Brasilien liefert Battisti nicht aus, sondern lässt ihn frei

JUSTIZ Brasiliens Oberstes Gericht weist Klage Italiens ab. Rom will weiter klagen

AUS BUENOS AIRES JÜRGEN VOGT

Cesare Battisti ist frei. Nachdem das oberste Gericht in Brasilien die Auslieferung des früheren Linksextremisten an Italien endgültig abgelehnt hatte, wurde der 56-Jährige umgehend auf freien Fuß gesetzt. Die Regierung in Rom versucht seit Jahren, den in Italien wegen mehrfachen Mordes zu lebenslanger Haft Verurteilten überstellt zu bekommen.

Noch im November 2009 hatten sich die obersten Richter für eine Auslieferung ausgesprochen. Die endgültige Entscheidung überließen sie aber dem damaligen Präsidenten Luiz Inácio Lula da Silva. Der schob dies bis zum letzten Tag seiner Präsidentschaft auf. Am 31. Dezember 2010 verweigerte er schließlich die Überstellung nach Italien. Es sei nicht auszuschließen, dass sich die Lage Battistis in Italien wegen seiner Vergangenheit als politischer Aktivist verschärfe. Am Mittwoch bestätigte das oberste Gericht Lulas Entscheidung in letzter Instanz.

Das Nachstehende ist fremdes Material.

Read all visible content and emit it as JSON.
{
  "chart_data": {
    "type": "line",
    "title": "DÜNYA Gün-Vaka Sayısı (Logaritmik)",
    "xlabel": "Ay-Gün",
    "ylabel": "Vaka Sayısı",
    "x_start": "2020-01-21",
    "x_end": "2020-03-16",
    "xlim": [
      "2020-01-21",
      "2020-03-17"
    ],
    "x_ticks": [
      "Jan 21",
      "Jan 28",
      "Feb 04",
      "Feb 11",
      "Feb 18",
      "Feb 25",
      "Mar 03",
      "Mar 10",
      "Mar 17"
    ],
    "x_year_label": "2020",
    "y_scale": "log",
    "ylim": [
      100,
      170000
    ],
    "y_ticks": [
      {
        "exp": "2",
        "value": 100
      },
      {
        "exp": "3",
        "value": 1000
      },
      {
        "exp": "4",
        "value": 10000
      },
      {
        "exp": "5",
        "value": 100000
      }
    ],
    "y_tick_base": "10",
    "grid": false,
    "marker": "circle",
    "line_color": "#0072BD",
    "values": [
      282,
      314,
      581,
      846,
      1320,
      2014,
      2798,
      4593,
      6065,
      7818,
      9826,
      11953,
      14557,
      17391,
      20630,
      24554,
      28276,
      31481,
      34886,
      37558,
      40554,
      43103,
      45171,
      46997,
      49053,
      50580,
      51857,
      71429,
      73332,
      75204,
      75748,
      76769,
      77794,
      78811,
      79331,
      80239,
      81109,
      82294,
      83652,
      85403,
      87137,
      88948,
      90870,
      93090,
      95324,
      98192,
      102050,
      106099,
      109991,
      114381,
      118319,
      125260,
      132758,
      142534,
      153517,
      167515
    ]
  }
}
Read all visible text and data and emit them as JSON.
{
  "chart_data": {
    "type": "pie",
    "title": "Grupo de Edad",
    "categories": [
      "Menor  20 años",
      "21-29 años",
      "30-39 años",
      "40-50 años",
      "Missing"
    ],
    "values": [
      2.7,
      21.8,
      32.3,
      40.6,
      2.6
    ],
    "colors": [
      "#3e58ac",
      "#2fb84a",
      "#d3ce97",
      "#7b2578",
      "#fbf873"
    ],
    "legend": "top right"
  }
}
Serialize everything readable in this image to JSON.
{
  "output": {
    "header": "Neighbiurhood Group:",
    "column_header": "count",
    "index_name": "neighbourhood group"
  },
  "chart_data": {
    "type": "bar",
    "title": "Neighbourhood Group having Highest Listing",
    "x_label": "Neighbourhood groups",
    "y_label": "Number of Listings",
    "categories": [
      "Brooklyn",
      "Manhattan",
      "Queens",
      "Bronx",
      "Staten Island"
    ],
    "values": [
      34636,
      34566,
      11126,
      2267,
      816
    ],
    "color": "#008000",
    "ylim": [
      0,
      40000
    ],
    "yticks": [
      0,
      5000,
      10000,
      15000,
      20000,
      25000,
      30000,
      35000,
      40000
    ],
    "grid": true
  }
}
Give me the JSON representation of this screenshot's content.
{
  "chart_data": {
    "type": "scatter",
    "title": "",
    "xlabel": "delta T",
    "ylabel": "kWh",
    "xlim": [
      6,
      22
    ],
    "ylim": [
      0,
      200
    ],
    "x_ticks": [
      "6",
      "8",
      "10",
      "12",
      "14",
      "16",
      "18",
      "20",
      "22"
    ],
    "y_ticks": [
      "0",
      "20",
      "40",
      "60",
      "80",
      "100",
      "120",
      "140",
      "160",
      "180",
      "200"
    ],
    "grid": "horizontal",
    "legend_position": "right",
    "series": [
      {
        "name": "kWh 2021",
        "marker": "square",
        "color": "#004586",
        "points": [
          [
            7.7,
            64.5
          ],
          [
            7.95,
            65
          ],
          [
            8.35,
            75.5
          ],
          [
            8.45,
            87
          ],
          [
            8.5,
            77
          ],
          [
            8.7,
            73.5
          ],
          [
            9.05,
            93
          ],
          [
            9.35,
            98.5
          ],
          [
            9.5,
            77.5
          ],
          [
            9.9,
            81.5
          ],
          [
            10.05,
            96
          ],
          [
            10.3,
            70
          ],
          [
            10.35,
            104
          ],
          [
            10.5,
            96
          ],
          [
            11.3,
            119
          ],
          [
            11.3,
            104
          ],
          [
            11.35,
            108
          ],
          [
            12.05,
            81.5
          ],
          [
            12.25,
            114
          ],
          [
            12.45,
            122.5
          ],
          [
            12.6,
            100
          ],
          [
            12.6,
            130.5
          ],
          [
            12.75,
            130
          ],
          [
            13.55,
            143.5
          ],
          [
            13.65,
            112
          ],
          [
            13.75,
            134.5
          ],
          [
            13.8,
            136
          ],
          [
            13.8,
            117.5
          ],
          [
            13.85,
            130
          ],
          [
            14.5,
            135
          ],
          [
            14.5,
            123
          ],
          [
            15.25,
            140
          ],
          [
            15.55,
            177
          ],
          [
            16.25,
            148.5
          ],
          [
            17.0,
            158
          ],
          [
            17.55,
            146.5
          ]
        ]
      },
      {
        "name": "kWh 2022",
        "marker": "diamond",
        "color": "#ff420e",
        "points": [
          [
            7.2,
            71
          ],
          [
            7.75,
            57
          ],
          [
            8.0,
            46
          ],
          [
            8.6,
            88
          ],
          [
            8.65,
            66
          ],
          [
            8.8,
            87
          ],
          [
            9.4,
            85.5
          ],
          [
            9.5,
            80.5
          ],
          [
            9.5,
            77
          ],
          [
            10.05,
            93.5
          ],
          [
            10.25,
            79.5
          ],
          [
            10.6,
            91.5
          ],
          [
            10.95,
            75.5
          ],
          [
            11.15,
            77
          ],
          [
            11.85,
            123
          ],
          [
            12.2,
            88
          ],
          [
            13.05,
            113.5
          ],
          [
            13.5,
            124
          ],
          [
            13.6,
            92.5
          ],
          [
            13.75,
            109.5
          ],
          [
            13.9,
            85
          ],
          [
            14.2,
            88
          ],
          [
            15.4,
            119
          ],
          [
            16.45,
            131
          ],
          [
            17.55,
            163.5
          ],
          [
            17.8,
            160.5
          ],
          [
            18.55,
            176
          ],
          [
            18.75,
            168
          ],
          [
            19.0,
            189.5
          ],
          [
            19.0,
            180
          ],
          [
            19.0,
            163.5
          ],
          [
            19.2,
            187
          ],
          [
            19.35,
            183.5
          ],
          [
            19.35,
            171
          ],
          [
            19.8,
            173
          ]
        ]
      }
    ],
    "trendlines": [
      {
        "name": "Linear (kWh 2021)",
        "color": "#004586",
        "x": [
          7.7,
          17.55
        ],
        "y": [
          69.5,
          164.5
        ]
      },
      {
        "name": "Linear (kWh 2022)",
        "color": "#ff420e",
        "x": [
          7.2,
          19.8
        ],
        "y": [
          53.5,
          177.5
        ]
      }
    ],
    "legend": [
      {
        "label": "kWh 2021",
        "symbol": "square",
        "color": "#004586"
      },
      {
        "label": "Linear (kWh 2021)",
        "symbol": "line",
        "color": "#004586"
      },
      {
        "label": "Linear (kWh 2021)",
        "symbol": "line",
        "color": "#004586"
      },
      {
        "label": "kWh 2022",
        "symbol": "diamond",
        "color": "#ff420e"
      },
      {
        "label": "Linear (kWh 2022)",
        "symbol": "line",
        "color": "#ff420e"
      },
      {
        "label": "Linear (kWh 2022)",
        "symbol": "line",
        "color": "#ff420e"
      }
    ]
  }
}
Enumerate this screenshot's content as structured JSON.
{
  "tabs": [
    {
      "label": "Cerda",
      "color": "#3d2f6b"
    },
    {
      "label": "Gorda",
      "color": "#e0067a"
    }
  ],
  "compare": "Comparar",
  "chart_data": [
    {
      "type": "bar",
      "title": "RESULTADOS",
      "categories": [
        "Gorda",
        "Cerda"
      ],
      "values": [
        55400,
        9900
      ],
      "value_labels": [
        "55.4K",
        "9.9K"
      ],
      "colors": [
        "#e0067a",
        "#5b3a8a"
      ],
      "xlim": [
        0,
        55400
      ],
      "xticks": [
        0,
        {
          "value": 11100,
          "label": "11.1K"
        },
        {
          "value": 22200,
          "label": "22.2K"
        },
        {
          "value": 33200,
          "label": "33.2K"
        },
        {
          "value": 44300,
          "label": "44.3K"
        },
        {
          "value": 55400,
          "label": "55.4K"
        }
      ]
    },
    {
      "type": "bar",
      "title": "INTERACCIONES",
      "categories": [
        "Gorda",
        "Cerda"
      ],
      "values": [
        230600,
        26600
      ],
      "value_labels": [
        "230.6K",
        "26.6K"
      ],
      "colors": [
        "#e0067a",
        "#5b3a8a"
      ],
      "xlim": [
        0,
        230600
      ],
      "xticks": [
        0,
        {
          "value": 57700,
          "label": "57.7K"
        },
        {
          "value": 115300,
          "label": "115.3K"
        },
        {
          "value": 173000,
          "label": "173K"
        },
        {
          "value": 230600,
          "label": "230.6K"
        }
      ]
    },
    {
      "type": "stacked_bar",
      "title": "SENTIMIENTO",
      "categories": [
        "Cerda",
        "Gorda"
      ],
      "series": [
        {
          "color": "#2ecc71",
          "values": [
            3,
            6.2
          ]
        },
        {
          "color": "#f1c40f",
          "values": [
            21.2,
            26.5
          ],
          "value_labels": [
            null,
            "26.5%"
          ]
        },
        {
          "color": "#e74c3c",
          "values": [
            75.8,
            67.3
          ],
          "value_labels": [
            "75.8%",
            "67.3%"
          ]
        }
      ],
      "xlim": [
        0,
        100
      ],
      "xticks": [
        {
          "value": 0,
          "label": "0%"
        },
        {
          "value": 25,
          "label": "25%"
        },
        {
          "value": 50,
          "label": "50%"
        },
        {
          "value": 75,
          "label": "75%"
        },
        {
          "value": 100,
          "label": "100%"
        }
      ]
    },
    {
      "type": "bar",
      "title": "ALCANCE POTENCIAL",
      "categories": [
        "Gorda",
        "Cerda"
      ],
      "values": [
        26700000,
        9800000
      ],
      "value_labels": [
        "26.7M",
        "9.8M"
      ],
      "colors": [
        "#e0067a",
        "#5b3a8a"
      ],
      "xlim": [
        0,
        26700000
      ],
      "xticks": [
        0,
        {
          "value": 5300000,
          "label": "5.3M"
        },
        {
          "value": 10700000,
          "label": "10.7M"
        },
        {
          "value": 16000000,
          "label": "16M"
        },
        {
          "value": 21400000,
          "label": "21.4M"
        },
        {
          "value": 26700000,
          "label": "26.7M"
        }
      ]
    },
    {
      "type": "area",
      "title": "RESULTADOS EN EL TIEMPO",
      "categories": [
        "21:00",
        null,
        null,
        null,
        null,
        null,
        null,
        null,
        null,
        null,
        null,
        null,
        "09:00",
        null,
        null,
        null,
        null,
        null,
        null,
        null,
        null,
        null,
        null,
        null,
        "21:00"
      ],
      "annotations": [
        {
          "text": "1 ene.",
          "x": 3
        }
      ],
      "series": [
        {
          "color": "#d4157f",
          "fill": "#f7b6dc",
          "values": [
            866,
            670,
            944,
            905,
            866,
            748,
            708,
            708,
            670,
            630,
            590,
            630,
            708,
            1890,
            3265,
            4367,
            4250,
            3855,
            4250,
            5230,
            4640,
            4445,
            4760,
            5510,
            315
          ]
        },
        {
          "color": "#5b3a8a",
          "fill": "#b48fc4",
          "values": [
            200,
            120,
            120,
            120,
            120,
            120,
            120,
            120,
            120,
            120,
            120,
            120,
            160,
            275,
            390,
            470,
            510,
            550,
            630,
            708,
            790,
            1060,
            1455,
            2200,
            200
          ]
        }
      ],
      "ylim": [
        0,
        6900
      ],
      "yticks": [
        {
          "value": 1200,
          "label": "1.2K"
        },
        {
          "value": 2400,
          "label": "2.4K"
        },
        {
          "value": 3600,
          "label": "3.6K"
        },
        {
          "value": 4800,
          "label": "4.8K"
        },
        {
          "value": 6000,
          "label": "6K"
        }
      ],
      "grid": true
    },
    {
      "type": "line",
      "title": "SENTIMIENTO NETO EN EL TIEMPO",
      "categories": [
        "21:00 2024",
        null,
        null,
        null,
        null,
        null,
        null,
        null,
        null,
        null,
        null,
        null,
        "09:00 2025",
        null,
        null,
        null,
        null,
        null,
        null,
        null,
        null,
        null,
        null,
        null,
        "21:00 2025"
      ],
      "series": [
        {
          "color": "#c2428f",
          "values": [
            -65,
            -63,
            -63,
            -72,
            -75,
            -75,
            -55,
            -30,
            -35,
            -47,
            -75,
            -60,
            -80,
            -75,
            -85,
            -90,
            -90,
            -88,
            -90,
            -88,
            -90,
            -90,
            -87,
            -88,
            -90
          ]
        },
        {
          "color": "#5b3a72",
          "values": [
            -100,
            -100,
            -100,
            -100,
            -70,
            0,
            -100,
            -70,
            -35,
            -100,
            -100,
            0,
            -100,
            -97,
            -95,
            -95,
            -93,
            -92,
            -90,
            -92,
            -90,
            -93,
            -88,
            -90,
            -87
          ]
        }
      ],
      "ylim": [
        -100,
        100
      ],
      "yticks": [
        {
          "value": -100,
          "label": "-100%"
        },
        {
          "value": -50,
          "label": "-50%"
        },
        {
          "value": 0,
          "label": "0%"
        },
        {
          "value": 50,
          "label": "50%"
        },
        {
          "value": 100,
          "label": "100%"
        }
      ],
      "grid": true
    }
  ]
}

Battisti ist für manche ein Held des bewaffneten revolutionären Kampfs, für andere ein brutaler Mörder. Als Mitglied der linksextremen Splittergruppe „Bewaffnete Proletarier für den Kommunismus“ soll er Ende der 70er Jahre in Italien zwei Morde begangen haben und an zwei weiteren beteiligt gewesen sein. Er beteuerte seine Unschuld und dass er dem bewaffneten Kampf zuvor abgeschworen habe.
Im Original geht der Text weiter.